Unfortunately, cramped crowded conditions have become a way of life for the majority of dairy cows housed in free stall barns. In a 2010 USDA National Animal Health Monitoring Services survey of farms with cows housed in free stall barns, it was found that nearly 60% provided less than the recommended 24 inches per cow of feed bunk space. In addition, 43% provided less than one stall per cow. Since then, it has only gotten worse. Due to current milk prices, it is common to pack more cows into existing facilities in hopes of improving cash flow. True, adding cows puts more milk in the tank, but there are costs associated with feeding and caring for more animals and herd crowding probably prevents cows from producing to their potential.

For example, a 400-cow farm in Vinton, IA that sold 15% of its cows yet lost no milk. Recognizing that the herd was over-crowded, the owner believed that no milk was lost because remaining cows “responded to an improvement in stocking density.” When crowding is reduced, cows gain easier access to feed and water. This results in increased per-cow dry matter intake, reduced slug feeding, and increased rumination time. Time spent lying down also increases with decreasing stocking rates. With improved free stall accessibility, cows are able to spend more hours resting. Studies report cows do best if able to rest for 12-14 hours a day, gaining about 3.7 pounds more milk for each hour resting (Figure 1). Also, with less time spent standing, foot and leg health improves.

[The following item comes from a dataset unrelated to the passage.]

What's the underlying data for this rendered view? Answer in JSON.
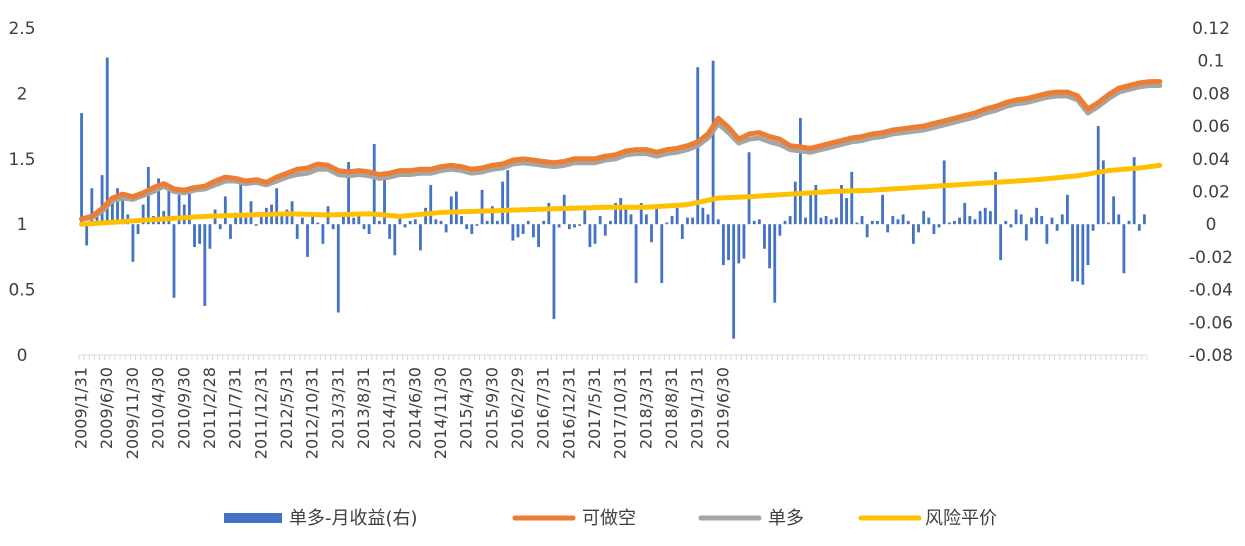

Florida and Dutch researchers (J. Dairy Sci.99:3848-3857) determined the stocking density of lactating groups should not exceed 120%.They modeled the effect of stocking densities between 100% and 150% on profit per stall while also taking into account the impact of feed and milk price. At stocking levels greater than 120%, not only would profit per stall decline but cow well-being becomes a concern. Krawczel et al. 2009 and Hall et al., 009 (Figure 2) also showed a loss of milk as stocking density increased. For every 10% increase in stocking density over 100%, cows lost 0.76 pounds of milk.


To tolerate additional crowding, lactating cow comfort must be near perfect. Free stalls must be large enough and designed to allow adequate lunge space. Stalls must be properly bedded and kept clean. Floors should be properly grooved or cushioned. Air quality must be good and enough linear inches of clean water always available.

When dry cows are crowded they frequently suffer more metabolic problems after freshening. The stocking density of close-up dry cows should be about 80%. They do best with more space, more stalls than animals. It is recommended that first-calf heifers also not be crowded. Their stocking density should be kept at less than 100%, or no more than one animal per stall.